3. The Ethical Ticketing Platform: Humanitix
Ticketing is a commodity, so why not make it count? Humanitix has disrupted the market by donating 100% of its booking fees to education charities. It offers a slick, professional booking experience for your attendees, while also giving you a powerful CSR (Corporate Social Responsibility) story to tell before your doors even open.
4. The "Digital Twin" Architect: AllSeated
Guesswork is expensive. AllSeated allows you to create 3D, to-scale floor plans of your venue. You can visualise exactly how the tables will fit, where the buffet line should go to avoid bottlenecks, and virtually "walk through" the space before you even load in. It saves hours of furniture-shifting on the day.
5. The Conversation Starter: Slido
Death to the awkward silence after "Does anyone have any questions?" Slido is the gold standard for live polling and Q&A. It allows audiences to submit questions via their phones (anonymously if they wish) and vote for the best ones. It democratises the conversation and ensures your speakers are answering what the room actually wants to know.
6. The Pocket Guide: Whova
Printed programmes are out of date the moment they come off the press. An event app like Whova puts the agenda, speaker bios, and networking tools in your attendees' pockets. Its real power lies in its networking features, helping attendees find and message each other, turning a room of strangers into a community.
7. The Gatekeeper: Qflow
The first impression matters. If your entry queue is slow, your attendees start the day frustrated. Qflow (and similar dedicated check-in apps) turns any smartphone into a rapid-fire ticket scanner. It handles thousands of guests with ease, syncs in real-time across multiple doors, and gives you live data on exactly who has arrived.

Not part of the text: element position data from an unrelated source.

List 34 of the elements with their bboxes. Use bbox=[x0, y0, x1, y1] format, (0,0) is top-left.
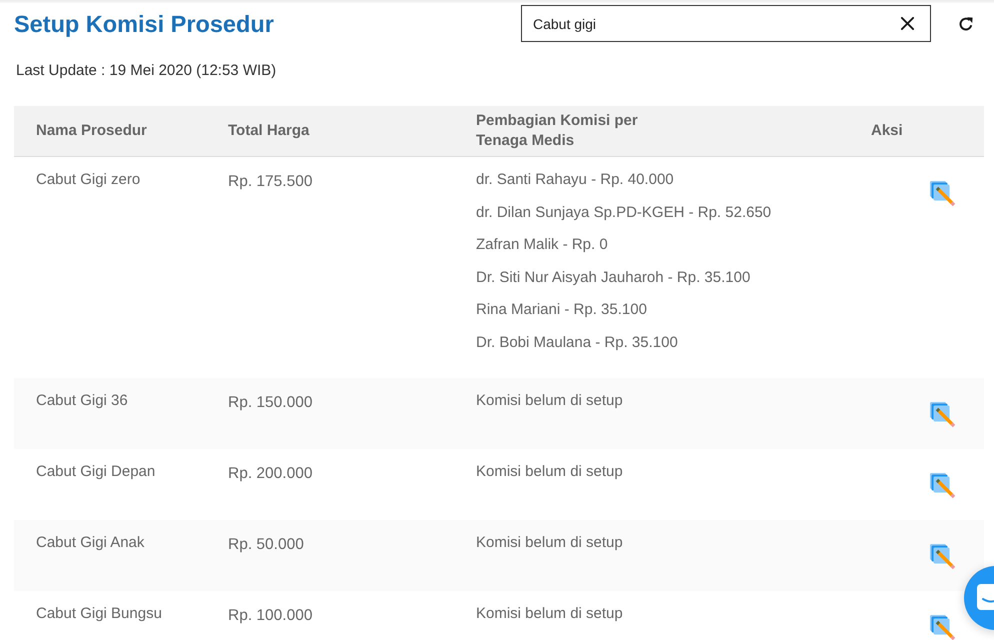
procedure-name: Cabut Gigi Anak bbox=[36, 533, 144, 553]
total-price: Rp. 150.000 bbox=[228, 393, 312, 413]
close-icon[interactable] bbox=[901, 17, 914, 30]
search-field[interactable]: Cabut gigi bbox=[521, 5, 931, 42]
total-price: Rp. 50.000 bbox=[228, 535, 304, 555]
pencil-icon[interactable] bbox=[930, 473, 955, 499]
column-header: Pembagian Komisi per Tenaga Medis bbox=[476, 111, 639, 151]
column-header: Nama Prosedur bbox=[36, 121, 147, 141]
procedure-name: Cabut Gigi 36 bbox=[36, 391, 128, 411]
total-price: Rp. 200.000 bbox=[228, 464, 312, 484]
commission-line: Dr. Bobi Maulana - Rp. 35.100 bbox=[476, 332, 678, 352]
commission-status: Komisi belum di setup bbox=[476, 462, 623, 482]
commission-line: dr. Dilan Sunjaya Sp.PD-KGEH - Rp. 52.650 bbox=[476, 202, 772, 222]
pencil-icon[interactable] bbox=[930, 615, 955, 640]
total-price: Rp. 175.500 bbox=[228, 172, 312, 192]
commission-line: Dr. Siti Nur Aisyah Jauharoh - Rp. 35.100 bbox=[476, 268, 750, 288]
commission-line: dr. Santi Rahayu - Rp. 40.000 bbox=[476, 170, 674, 190]
commission-status: Komisi belum di setup bbox=[476, 391, 623, 411]
procedure-name: Cabut Gigi zero bbox=[36, 170, 140, 190]
total-price: Rp. 100.000 bbox=[228, 606, 312, 626]
commission-line: Rina Mariani - Rp. 35.100 bbox=[476, 300, 647, 320]
commission-line: Zafran Malik - Rp. 0 bbox=[476, 235, 608, 255]
procedure-name: Cabut Gigi Bungsu bbox=[36, 604, 162, 624]
commission-status: Komisi belum di setup bbox=[476, 533, 623, 553]
pencil-icon[interactable] bbox=[930, 544, 955, 570]
column-header: Aksi bbox=[871, 121, 903, 141]
last-update-text: Last Update : 19 Mei 2020 (12:53 WIB) bbox=[16, 61, 276, 81]
column-header: Total Harga bbox=[228, 121, 310, 141]
pencil-icon[interactable] bbox=[930, 402, 955, 428]
pencil-icon[interactable] bbox=[930, 181, 955, 207]
refresh-icon[interactable] bbox=[958, 16, 974, 32]
page-title: Setup Komisi Prosedur bbox=[14, 10, 274, 38]
commission-status: Komisi belum di setup bbox=[476, 604, 623, 624]
procedure-name: Cabut Gigi Depan bbox=[36, 462, 156, 482]
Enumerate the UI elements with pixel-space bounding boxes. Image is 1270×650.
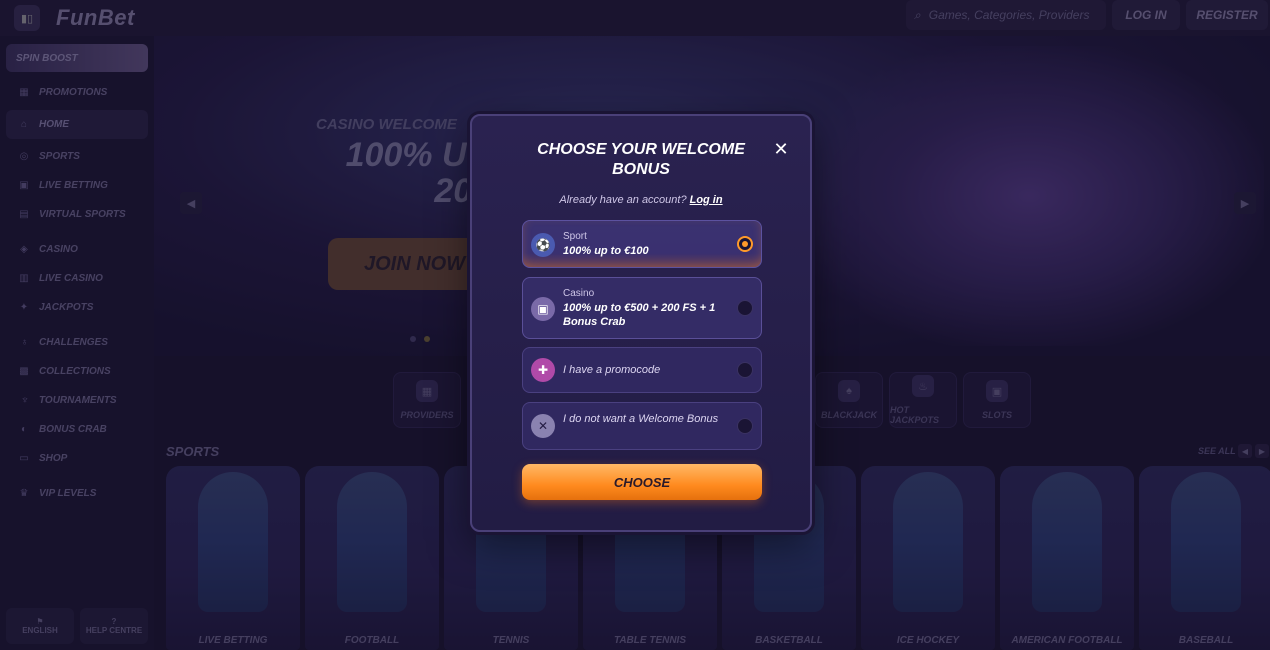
radio-selected[interactable] xyxy=(737,236,753,252)
bonus-option-promocode[interactable]: ✚ I have a promocode xyxy=(522,347,762,393)
gift-icon: ✚ xyxy=(531,358,555,382)
radio-unselected[interactable] xyxy=(737,362,753,378)
slot-machine-icon: ▣ xyxy=(531,297,555,321)
option-text: I do not want a Welcome Bonus xyxy=(563,413,719,425)
bonus-option-casino[interactable]: ▣ Casino 100% up to €500 + 200 FS + 1 Bo… xyxy=(522,277,762,339)
radio-unselected[interactable] xyxy=(737,418,753,434)
cross-icon: ✕ xyxy=(531,414,555,438)
account-prompt: Already have an account? Log in xyxy=(472,194,810,206)
bonus-option-sport[interactable]: ⚽ Sport 100% up to €100 xyxy=(522,220,762,268)
account-text: Already have an account? xyxy=(559,194,687,206)
option-category: Casino xyxy=(563,288,595,299)
option-text: 100% up to €500 + 200 FS + 1 Bonus Crab xyxy=(563,302,716,328)
bonus-option-no-bonus[interactable]: ✕ I do not want a Welcome Bonus xyxy=(522,402,762,450)
option-text: I have a promocode xyxy=(563,364,661,376)
choose-button[interactable]: CHOOSE xyxy=(522,464,762,500)
radio-unselected[interactable] xyxy=(737,300,753,316)
login-link[interactable]: Log in xyxy=(690,194,723,206)
soccer-ball-icon: ⚽ xyxy=(531,233,555,257)
close-icon[interactable]: ✕ xyxy=(772,140,790,158)
option-text: 100% up to €100 xyxy=(563,245,649,257)
welcome-bonus-modal: CHOOSE YOUR WELCOME BONUS ✕ Already have… xyxy=(470,114,812,532)
option-category: Sport xyxy=(563,231,587,242)
modal-title: CHOOSE YOUR WELCOME BONUS xyxy=(537,141,745,178)
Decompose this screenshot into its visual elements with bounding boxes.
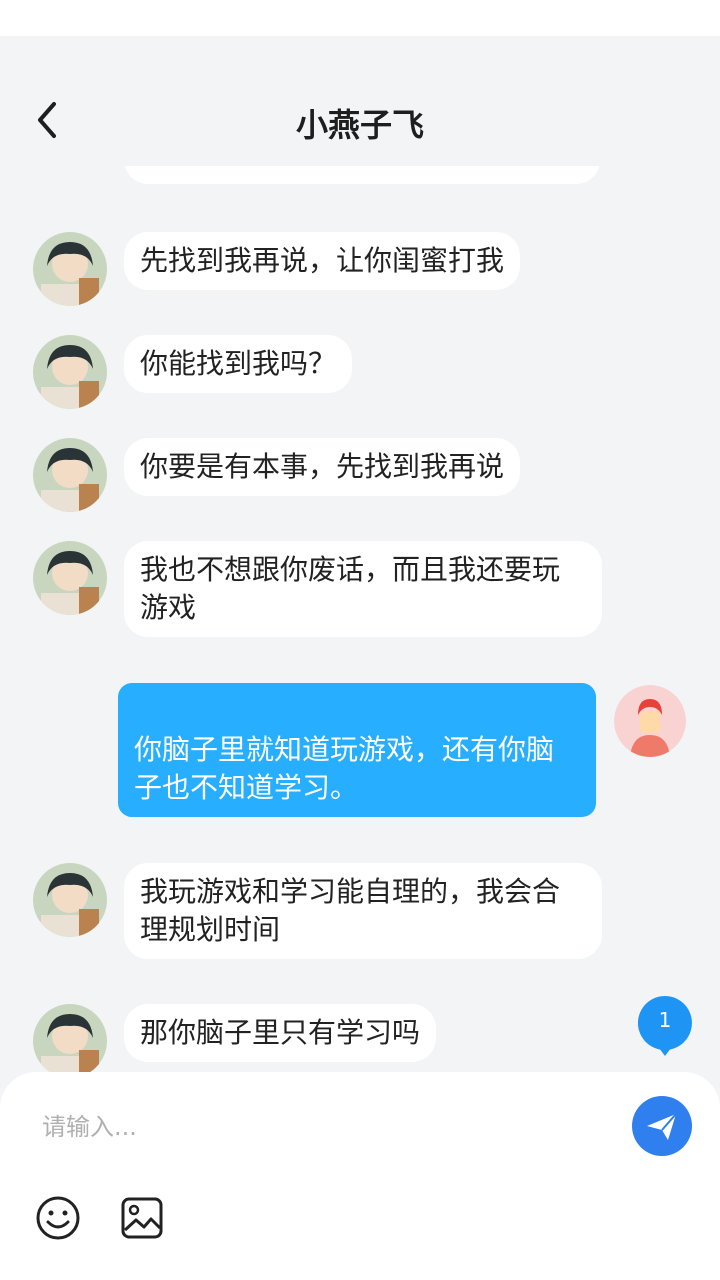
smiley-icon: [36, 1196, 80, 1240]
paper-plane-icon: [647, 1113, 677, 1140]
contact-avatar: [33, 1004, 107, 1074]
contact-avatar: [33, 335, 107, 409]
contact-avatar: [33, 438, 107, 512]
send-button[interactable]: [632, 1096, 692, 1156]
contact-avatar: [33, 541, 107, 615]
chat-title: 小燕子飞: [295, 106, 424, 144]
message-bubble: 那你脑子里只有学习吗: [124, 1004, 437, 1062]
message-bubble: 你能找到我吗？: [124, 335, 353, 393]
chat-header: 小燕子飞: [0, 36, 720, 166]
contact-avatar: [33, 232, 107, 306]
message-input[interactable]: [30, 1092, 634, 1162]
badge-count: 1: [658, 1008, 672, 1032]
message-bubble: 我也不想跟你废话，而且我还要玩游戏: [124, 541, 602, 637]
image-icon: [121, 1197, 163, 1239]
message-bubble: 你要是有本事，先找到我再说: [124, 438, 521, 496]
message-bubble: 先找到我再说，让你闺蜜打我: [124, 232, 521, 290]
composer-panel: [0, 1072, 720, 1280]
contact-avatar: [33, 863, 107, 937]
image-button[interactable]: [118, 1194, 166, 1242]
new-message-badge[interactable]: 1: [638, 996, 692, 1056]
self-avatar: [614, 685, 686, 757]
self-message-bubble: 你脑子里就知道玩游戏，还有你脑子也不知道学习。: [118, 683, 596, 817]
message-bubble: 我玩游戏和学习能自理的，我会合理规划时间: [124, 863, 602, 959]
message-list[interactable]: 先找到我再说，让你闺蜜打我 你能找到我吗？ 你要是有本事，先找到我再说 我也不想…: [0, 130, 720, 1074]
status-bar: [0, 0, 720, 36]
emoji-button[interactable]: [34, 1194, 82, 1242]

8. The Hybrid Safety Net: Vimeo
Even if you are focusing on in-person events, having a solid streaming capability is an essential insurance policy. Vimeo offers a more robust, higher-quality streaming platform than Zoom. It allows you to broadcast keynotes to a global audience or simply create a high-quality archive of your content to sell or share later.
9. The Feedback Loop: Typeform
If you don't ask, you don't learn. But nobody fills out a boring survey. Typeform makes feedback feel like a conversation. Its interface is beautiful, mobile-friendly, and conversational. Use it to send a "3-Question Pulse Check" immediately after the event while the experience is still fresh in their minds.
10. The Gamification & Loyalty Engine: meed
You have the tools to get them in the door, but what keeps them engaged during the event, and what brings them back for the next one?
This is where meed stands alone.
Most event apps are great for information, but they are terrible for incentivising behaviour. STAMP for EVENTS by meed turns your event into an interactive journey.
Gamify the Floor: Create a "Digital Passport" where attendees collect stamps by visiting specific zones, sponsors, or stages.
Instant Rewards: When they hit a milestone (e.g., "Visited 5 Booths"), the system automatically sends them a reward, like a voucher for a free coffee or entry into a prize draw.
No App Required: Crucially, meed is browser-based. Attendees scan a QR code to start. There is no friction, meaning adoption rates are enormous.
It is the essential tool for turning a passive attendee into an active explorer, providing the data and engagement that sponsors love.